The elephant-headed Lord Ganesha holds special significance for Hindus especially in Maharashtra.
The Ashtavinayak Yatra or pilgrimage to eight Ganesha temples in Maharashtra is considered very important. Religious rules govern the way the pilgrimage has to be undertaken. The yatra begins and ends at Morgaon near Pune. The yatra should be completed in one go. Though stops or breaks are allowed, pilgrims are forbidden from returning home without completing the pilgrimage. The entire journey clocks a distance of 654 km.
Mayureshwar Mandir: Also known as Moreshwar temple, it is situated 65 km from Pune on the banks of Karha River in the village Morgaon. The deity is three-eyed, seated with his trunk turned towards the left (direction of success). The deity is flanked by idols of Siddhi and Buddhi, consorts of the Lord.
Siddhivinayak Temple: Shree Siddhivinayak’s Temple is situated in the village of Siddhatek, 100 km from Pune. The sanctum was built by Maharani Ahilyabai Holkar of Indore. The Ganesh idol of Shree Siddhivinayak is placed in brass frame. In the sanctum, you can find a Shiva-panchayatana and a shrine to Goddess Shivai.
Ballaleshwar Temple: Situated in Pali village in Raigad district about 120 km from Pune, the temple is also famous by the name Ballal. It is believed that Ganesh appeared in front of his devotee named Ballal in the form of a Brahman. Shri Ballaleshwar is the only incarnation of Lord Ganesha which is known by a devotee’s name.

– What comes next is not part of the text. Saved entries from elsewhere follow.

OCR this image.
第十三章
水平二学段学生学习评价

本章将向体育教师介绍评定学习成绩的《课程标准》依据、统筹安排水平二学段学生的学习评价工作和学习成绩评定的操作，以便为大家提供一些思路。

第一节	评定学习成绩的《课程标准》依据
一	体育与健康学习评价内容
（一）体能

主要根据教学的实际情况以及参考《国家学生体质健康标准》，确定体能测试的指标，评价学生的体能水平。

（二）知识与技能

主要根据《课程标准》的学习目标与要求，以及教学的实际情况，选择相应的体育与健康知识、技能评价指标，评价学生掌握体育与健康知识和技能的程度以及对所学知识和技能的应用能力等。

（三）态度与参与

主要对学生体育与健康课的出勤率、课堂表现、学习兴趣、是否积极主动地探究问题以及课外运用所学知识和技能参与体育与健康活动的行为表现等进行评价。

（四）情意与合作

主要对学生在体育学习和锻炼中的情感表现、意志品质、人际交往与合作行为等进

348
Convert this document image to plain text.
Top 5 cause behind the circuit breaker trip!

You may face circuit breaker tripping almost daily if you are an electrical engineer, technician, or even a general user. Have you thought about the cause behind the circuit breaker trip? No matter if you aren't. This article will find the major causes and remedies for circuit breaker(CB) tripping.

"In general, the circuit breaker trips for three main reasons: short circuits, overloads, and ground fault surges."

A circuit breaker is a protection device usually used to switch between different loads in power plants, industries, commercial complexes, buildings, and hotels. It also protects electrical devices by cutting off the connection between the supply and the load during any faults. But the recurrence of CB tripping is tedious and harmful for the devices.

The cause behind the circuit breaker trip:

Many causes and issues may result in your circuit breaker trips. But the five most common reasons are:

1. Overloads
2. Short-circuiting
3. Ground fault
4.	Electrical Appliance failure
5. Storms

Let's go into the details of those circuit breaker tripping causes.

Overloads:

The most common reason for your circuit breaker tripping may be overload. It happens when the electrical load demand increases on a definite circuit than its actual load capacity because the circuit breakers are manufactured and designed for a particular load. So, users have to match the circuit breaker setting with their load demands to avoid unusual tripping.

Varadvinayak Temple: It is situated in Mahad village in Raigad, 146 km from Pune. The idol faces east and has his trunk turned to the left. The idol was found in the lake adjoining the temple and hence; displays a weathered look. It is believed that wishes come true if prayers are offered at the village. An oil lamp, called Nandadeep, is believed to have been burning since 1892.
Chintamani Temple: Known to be one of the larger and more famous of the eight revered shrines, the temple is situated in the village of Theur, 25 km from Pune. The hall has a black stone water fountain in it. Beside the central shrine dedicated to Ganesha, there are three smaller shrines in the temple complex dedicated to Shiva, Vishnu-Lakshmi and Hanuman. Lord Ganesha is worshipped by the name ‘Chintamani’ in this temple as it is believed he provides deliverance from worries.
Girijatmaj Temple: The temple is situated within the Buddhist caves on a mountain, which are also called – Ganesh Caves. Situated 97 km from Pune, you have to climb 307 steps to reach the temple. The entire temple is carved out of single stone and faces south. The idol here is not a separate idol but has been carved on a stone wall of the cave, from which only one eye of the idol can be seen. ‘Girijatmaj’ literally means Ganesha the son of Girija (Goddess Parvati).
Vighnahar Temple: It is situated on the banks of Kukadi River, 95 km away from Pune just off the Pune-Nashik Highway, in the town of Ozhar. The temple is enclosed on all sides by high stone walls, and its pinnacle is made of gold. The idol faces the east and has its trunk towards the left. Riddhi and Siddhi flank the idol of Ganesha.
Mahaganpati Temple: Situated in the village of Ranjhan, a short distance from Pune, the Maha Ganpati at Ranjhan is the most powerful representation of Lord Ganesha. It is believed that after invoking this form of Ganpati, Shiva vanquished the demon Tripurasur. The idol has ten trunks and twenty hands.